Figure 4. Heterochromatin at C. albicans telomeric regions.

Left panel: Schematic of Tel5::URA3⁺ reporter strain. Right panels: Silencing assay of the Tel5::URA3⁺ reporter strain in WT and sir2 Δ/Δ. (A) URA⁺ (URA3⁺) strain was included as a control. (B,C) RNA deep-sequencing of sir2 Δ/Δ and WT isolates. (B) Normalised read counts (FPKM) of subtelomeric genes were calculated from RNA-seq data for WT and sir2 Δ/Δ isolates. The heat-map depicts the log2 fold ratio of FPKM data between sir2 Δ/Δ and WT isolates. (C) Boxplot showing log2 fold changes in transcriptional expression of subtelomeric genes between sir2 Δ/Δ and WT isolates (D–F) qChIP to detect H3K9Ac and H4K16ac levels associated with Tel5::URA3⁺ and ACT1 in WT and sir2 Δ/Δ strains. (C) H3K4me2 levels associated with Tel5::URA3⁺ and ACT1 in WT and set1 Δ/Δ isolates. Error bars in each panel: Standard deviation (SD) of three biological replicates.

Figure 5. Telomeric heterochromatin is plastic.

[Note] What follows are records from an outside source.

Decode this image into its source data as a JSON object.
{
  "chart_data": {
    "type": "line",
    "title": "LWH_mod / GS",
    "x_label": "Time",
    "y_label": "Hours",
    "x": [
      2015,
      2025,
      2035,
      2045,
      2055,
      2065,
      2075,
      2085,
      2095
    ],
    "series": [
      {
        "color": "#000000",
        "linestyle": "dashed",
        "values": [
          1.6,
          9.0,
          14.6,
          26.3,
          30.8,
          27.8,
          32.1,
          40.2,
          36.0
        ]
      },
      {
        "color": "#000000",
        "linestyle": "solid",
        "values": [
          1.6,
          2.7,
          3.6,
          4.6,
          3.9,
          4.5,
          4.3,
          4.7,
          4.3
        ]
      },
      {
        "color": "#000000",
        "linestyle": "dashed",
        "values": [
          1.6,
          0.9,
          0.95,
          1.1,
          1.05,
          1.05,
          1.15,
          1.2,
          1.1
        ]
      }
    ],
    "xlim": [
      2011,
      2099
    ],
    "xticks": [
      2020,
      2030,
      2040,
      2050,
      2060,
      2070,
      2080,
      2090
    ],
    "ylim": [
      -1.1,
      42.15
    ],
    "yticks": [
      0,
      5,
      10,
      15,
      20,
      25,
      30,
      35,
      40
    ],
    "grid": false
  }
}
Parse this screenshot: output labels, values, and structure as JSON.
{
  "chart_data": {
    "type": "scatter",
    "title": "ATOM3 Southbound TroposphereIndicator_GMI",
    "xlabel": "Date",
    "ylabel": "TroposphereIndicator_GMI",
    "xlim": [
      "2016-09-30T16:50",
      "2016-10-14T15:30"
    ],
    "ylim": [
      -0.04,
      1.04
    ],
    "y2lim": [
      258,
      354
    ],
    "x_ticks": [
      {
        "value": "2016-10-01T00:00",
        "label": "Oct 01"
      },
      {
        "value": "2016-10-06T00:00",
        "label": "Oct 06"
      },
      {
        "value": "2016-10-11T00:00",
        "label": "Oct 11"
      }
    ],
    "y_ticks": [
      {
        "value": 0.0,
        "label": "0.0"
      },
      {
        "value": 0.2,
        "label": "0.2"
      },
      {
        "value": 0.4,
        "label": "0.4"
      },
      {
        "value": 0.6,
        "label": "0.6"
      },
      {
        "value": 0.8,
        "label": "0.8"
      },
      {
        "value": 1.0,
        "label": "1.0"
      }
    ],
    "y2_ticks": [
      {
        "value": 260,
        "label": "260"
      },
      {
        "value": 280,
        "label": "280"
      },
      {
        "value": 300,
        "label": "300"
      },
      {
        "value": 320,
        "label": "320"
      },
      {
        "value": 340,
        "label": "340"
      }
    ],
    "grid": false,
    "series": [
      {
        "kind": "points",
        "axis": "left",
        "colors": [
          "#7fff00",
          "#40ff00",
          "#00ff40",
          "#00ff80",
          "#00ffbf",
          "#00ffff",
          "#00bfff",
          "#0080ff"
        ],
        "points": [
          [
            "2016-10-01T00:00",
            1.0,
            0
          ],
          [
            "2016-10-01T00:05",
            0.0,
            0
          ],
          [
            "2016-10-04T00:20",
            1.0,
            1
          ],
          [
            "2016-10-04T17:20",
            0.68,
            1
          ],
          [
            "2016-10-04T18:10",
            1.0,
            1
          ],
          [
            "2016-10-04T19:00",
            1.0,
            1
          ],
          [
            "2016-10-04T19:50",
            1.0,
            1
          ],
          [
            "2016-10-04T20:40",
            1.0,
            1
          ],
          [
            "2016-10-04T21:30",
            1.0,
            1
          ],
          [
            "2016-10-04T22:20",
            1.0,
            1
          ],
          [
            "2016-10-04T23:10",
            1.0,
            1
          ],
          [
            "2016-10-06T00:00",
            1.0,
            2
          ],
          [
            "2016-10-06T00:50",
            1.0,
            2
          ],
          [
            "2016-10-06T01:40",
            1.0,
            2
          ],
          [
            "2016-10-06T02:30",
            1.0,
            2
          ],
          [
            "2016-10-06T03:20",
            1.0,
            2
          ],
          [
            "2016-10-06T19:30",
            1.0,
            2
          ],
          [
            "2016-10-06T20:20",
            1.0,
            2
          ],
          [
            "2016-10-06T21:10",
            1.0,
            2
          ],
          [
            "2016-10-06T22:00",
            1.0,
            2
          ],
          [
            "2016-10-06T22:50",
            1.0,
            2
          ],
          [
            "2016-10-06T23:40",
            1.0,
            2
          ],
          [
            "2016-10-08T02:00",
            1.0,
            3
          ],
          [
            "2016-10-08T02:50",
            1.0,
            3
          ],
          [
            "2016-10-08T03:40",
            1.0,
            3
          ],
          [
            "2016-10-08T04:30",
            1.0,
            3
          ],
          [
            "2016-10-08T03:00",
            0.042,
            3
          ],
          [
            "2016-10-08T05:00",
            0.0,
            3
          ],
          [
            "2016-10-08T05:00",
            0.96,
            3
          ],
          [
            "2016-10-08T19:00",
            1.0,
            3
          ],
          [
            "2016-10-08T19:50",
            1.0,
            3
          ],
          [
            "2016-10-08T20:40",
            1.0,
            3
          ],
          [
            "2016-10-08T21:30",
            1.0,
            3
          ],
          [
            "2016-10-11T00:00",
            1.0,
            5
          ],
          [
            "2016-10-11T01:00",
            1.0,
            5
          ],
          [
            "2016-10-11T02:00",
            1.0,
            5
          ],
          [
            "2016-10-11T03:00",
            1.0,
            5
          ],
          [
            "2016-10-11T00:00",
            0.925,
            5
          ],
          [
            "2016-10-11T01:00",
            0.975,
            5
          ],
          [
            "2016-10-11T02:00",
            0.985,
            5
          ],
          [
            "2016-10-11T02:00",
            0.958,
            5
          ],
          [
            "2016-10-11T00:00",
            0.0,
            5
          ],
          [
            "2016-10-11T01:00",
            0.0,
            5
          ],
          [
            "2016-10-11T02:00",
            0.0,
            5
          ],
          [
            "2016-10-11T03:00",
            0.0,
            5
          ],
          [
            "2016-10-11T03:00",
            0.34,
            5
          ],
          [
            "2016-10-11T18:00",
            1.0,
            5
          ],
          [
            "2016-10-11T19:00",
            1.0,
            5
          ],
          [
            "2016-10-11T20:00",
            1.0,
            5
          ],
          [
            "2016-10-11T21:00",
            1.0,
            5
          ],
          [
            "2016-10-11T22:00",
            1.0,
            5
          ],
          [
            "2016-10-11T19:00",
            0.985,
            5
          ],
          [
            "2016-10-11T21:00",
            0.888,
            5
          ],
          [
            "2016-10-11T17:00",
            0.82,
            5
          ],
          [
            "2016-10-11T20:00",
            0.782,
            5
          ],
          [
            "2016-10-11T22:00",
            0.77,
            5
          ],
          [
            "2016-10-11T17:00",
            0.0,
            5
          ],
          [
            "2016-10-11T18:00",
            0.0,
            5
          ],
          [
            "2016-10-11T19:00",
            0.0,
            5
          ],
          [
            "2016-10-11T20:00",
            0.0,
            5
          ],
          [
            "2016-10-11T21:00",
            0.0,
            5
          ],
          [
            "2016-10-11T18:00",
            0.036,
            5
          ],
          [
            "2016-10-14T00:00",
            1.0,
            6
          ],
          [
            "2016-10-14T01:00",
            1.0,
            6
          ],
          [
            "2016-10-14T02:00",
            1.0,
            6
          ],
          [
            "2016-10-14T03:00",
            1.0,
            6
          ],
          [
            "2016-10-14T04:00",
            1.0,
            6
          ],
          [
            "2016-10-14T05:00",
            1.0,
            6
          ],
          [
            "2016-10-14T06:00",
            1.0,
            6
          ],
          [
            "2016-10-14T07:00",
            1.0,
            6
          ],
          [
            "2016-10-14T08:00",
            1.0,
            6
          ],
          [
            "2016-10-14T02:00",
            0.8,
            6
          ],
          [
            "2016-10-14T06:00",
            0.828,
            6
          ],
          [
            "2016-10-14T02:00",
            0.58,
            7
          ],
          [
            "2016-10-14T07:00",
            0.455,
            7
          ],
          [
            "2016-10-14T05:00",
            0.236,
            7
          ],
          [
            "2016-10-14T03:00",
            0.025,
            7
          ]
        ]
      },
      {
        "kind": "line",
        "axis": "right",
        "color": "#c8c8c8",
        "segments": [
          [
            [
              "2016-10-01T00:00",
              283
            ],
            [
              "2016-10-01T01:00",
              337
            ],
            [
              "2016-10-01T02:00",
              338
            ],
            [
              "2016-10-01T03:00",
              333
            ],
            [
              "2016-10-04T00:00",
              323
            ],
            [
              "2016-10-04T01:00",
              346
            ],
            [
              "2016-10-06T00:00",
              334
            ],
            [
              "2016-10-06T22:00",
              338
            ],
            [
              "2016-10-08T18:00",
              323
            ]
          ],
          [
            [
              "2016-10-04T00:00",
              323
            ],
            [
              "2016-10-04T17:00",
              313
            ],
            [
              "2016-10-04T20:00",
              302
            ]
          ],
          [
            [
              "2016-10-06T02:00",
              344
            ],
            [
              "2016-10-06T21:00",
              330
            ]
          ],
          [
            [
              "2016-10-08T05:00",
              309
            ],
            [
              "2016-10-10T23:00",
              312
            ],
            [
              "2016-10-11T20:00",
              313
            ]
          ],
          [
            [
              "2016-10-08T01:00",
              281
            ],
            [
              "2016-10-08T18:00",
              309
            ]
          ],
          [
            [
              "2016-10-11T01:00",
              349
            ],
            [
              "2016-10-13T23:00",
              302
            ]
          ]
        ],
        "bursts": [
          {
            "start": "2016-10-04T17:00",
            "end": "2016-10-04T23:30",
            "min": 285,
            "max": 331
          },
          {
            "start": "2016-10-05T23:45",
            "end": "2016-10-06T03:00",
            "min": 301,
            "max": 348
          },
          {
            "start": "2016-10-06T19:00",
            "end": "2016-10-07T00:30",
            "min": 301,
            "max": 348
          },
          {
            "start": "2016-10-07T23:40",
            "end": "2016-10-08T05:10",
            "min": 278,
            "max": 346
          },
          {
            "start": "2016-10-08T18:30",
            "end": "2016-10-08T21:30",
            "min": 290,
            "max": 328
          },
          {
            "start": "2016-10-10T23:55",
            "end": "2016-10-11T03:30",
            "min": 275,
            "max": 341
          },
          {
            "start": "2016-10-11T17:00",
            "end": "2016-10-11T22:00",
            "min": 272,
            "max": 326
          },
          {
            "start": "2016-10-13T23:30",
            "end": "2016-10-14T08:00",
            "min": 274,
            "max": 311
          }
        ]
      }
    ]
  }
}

(A) Left panel: Schematic of Tel5::URA3⁺ reporter strain. Right panels: Silencing assay assessing transcriptional silencing of the Tel5::URA3⁺ reporter strain in WT and sir2 Δ/Δ isolates at 30 °C, in the presence of 1 mM H₂O₂, 200 ng/μl fluconazole and at 39 °C. A URA⁺ (URA3⁺) strain was included as a control. (B) qRT-PCR analyses to measure Tel5::URA3⁺ transcript levels relative to ACT1 at 30 °C and 39 °C in WT (left panel) and sir2 Δ/Δ (right panel) strains. (C) qChIP to detect H3K9Ac levels associated with Tel5::URA3⁺ and ACT1 in WT and sir2 Δ/Δ isolats at 30 °C (Left panel) and 39 °C (Right panel). Error bars in each panel: Standard deviation (SD) of three biological replicates.